The Country Land and Business Association welcomed a cap on business rates but said it was "insufficient for thousands of rural businesses facing immediate harm".
CLA president Ross Murray said: "We believe the Chancellor has listened to us.
He is taking action to help those small rural businesses who as a result of the 2017 revaluation no longer qualify for rates relief.
"The introduction of a cap is not the same as the 100% discount we called for but it is welcome.
"We are keen to see the details of the fund for discretionary relief as it is important this leads to opportunities for rural councils to help the worst affected rural businesses.
"However, these interventions are limited and leave thousands of rural businesses facing unaffordable rates hikes from 1 April."
Mr Murray voiced frustration that the chancellor had said nothing about the looming problem of processing business rates appeals.
"We expect to see thousands of inaccurate valuations challenged and it is not clear the Valuation Office is prepared to deal with these quickly and fairly.
"The chancellor's commitment to reform the revaluation system is the right thing.
"Few businesses suffering at this time will be reassured by the fact it will take five years before any meaningful changes are brought in.
"The new rating proposal must provide the right first time assessment to reflect the unique nature of rural business."
Meanwhile, higher National Insurance contributions are likely to hit small rural businesses and self-employed workers.
Chancellor Philip Hammond announced the hike in his Budget on Wednesday (8 March).
It means that Class 4 National Insurance payments will rise by 1% to 10% next year and a further 1% in 2019.
Rural insurer NFU Mutual said the move could could herald a move to bring self-employed people's National Insurance contributions up to the level of those paid by employees.

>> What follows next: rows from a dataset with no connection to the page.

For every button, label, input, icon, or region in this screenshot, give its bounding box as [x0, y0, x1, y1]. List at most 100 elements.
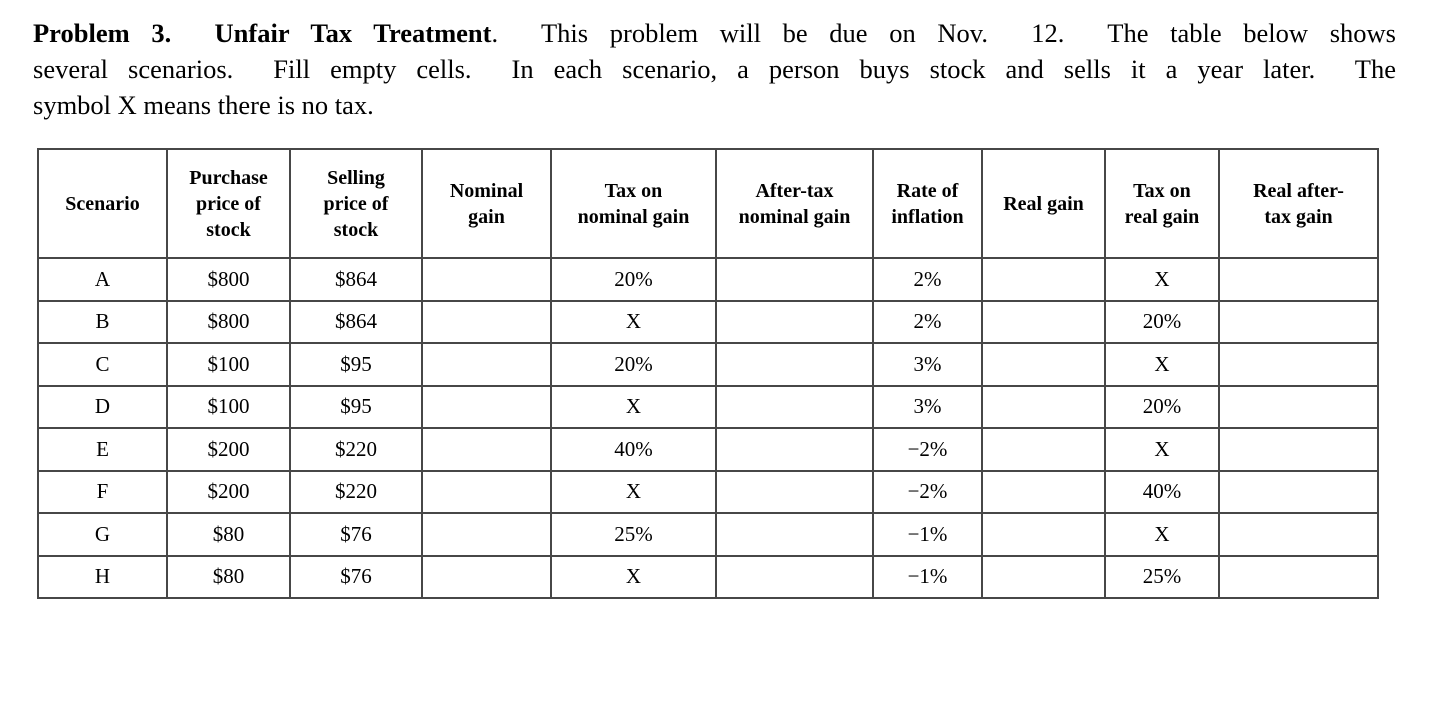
table-cell: −2% [872, 469, 983, 514]
empty-cell [421, 257, 552, 302]
table-cell: X [1104, 342, 1220, 387]
column-header: Selling price of stock [289, 148, 423, 259]
table-cell: $80 [166, 554, 291, 599]
empty-cell [1218, 512, 1379, 557]
table-cell: E [37, 427, 168, 472]
table-row: B $800 $864 X 2% 20% [37, 299, 1379, 344]
empty-cell [421, 342, 552, 387]
table-cell: 40% [550, 427, 717, 472]
empty-cell [981, 427, 1106, 472]
empty-cell [715, 469, 874, 514]
table-cell: X [1104, 257, 1220, 302]
empty-cell [981, 384, 1106, 429]
table-cell: F [37, 469, 168, 514]
table-cell: 3% [872, 342, 983, 387]
empty-cell [981, 469, 1106, 514]
column-header: Tax on real gain [1104, 148, 1220, 259]
table-row: H $80 $76 X −1% 25% [37, 554, 1379, 599]
empty-cell [981, 342, 1106, 387]
problem-text-line-2: several scenarios. Fill empty cells. In … [33, 54, 1396, 84]
empty-cell [1218, 257, 1379, 302]
empty-cell [715, 384, 874, 429]
empty-cell [981, 554, 1106, 599]
table-cell: 25% [550, 512, 717, 557]
empty-cell [421, 554, 552, 599]
column-header: Scenario [37, 148, 168, 259]
table-cell: 20% [1104, 299, 1220, 344]
table-cell: X [550, 469, 717, 514]
table-cell: A [37, 257, 168, 302]
table-row: D $100 $95 X 3% 20% [37, 384, 1379, 429]
empty-cell [421, 427, 552, 472]
table-cell: 40% [1104, 469, 1220, 514]
table-cell: 2% [872, 257, 983, 302]
table-cell: −1% [872, 554, 983, 599]
table-cell: $100 [166, 342, 291, 387]
table-cell: X [550, 299, 717, 344]
column-header: Tax on nominal gain [550, 148, 717, 259]
column-header: Real after- tax gain [1218, 148, 1379, 259]
column-header: Real gain [981, 148, 1106, 259]
table-cell: 25% [1104, 554, 1220, 599]
table-cell: $76 [289, 554, 423, 599]
table-cell: 2% [872, 299, 983, 344]
empty-cell [715, 257, 874, 302]
table-cell: $800 [166, 299, 291, 344]
empty-cell [715, 427, 874, 472]
empty-cell [715, 299, 874, 344]
empty-cell [715, 554, 874, 599]
problem-text-line-1: . This problem will be due on Nov. 12. T… [491, 18, 1396, 48]
empty-cell [1218, 384, 1379, 429]
empty-cell [1218, 469, 1379, 514]
table-cell: $220 [289, 469, 423, 514]
problem-line-1: Problem 3. Unfair Tax Treatment. This pr… [33, 15, 1396, 51]
empty-cell [1218, 299, 1379, 344]
table-cell: D [37, 384, 168, 429]
empty-cell [715, 512, 874, 557]
scenario-table: Scenario Purchase price of stock Selling p… [37, 148, 1379, 599]
column-header: Rate of inflation [872, 148, 983, 259]
column-header: Purchase price of stock [166, 148, 291, 259]
empty-cell [421, 512, 552, 557]
table-cell: 20% [550, 257, 717, 302]
table-row: E $200 $220 40% −2% X [37, 427, 1379, 472]
empty-cell [1218, 342, 1379, 387]
empty-cell [421, 469, 552, 514]
table-cell: H [37, 554, 168, 599]
table-cell: $864 [289, 257, 423, 302]
table-row: A $800 $864 20% 2% X [37, 257, 1379, 302]
empty-cell [421, 384, 552, 429]
table-cell: $95 [289, 342, 423, 387]
empty-cell [981, 299, 1106, 344]
table-cell: −2% [872, 427, 983, 472]
table-cell: $220 [289, 427, 423, 472]
table-cell: $800 [166, 257, 291, 302]
table-row: G $80 $76 25% −1% X [37, 512, 1379, 557]
table-cell: −1% [872, 512, 983, 557]
table-cell: $200 [166, 469, 291, 514]
table-cell: X [550, 554, 717, 599]
table-cell: $200 [166, 427, 291, 472]
table-header-row: Scenario Purchase price of stock Selling p… [37, 148, 1379, 259]
table-cell: G [37, 512, 168, 557]
empty-cell [1218, 554, 1379, 599]
table-cell: B [37, 299, 168, 344]
table-header-row-inner: Scenario Purchase price of stock Selling p… [37, 148, 1379, 259]
table-cell: 3% [872, 384, 983, 429]
table-cell: X [1104, 512, 1220, 557]
column-header: Nominal gain [421, 148, 552, 259]
table-row: C $100 $95 20% 3% X [37, 342, 1379, 387]
column-header: After-tax nominal gain [715, 148, 874, 259]
table-cell: $76 [289, 512, 423, 557]
table-cell: X [1104, 427, 1220, 472]
problem-statement: Problem 3. Unfair Tax Treatment. This pr… [33, 15, 1396, 123]
table-cell: $95 [289, 384, 423, 429]
table-cell: $80 [166, 512, 291, 557]
problem-title: Problem 3. Unfair Tax Treatment [33, 18, 492, 48]
empty-cell [1218, 427, 1379, 472]
table-row: F $200 $220 X −2% 40% [37, 469, 1379, 514]
empty-cell [421, 299, 552, 344]
table-cell: $864 [289, 299, 423, 344]
table-cell: 20% [550, 342, 717, 387]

This is currently 12% for basic rate taxpayers.
NFU Mutual financial planner Sean McCann said: "This will add a further financial burden to thousands of farmers, contractors and rural service providers who have self-employed status.
But the announcement of smoothing for the introduction of new business rates would be welcome news for rural diversification enterprises.
"It's also a huge relief to country people that that the Chancellor did not impose penalties on diesel vehicle users aimed at reducing pollution in urban areas."
Mr McCann said such a move could have hit farmers and rural businesses hard.
"There was also welcome news for small businesses that the government's planned introduction of statutory quarterly tax returns will be delayed for a year, easing their administration costs."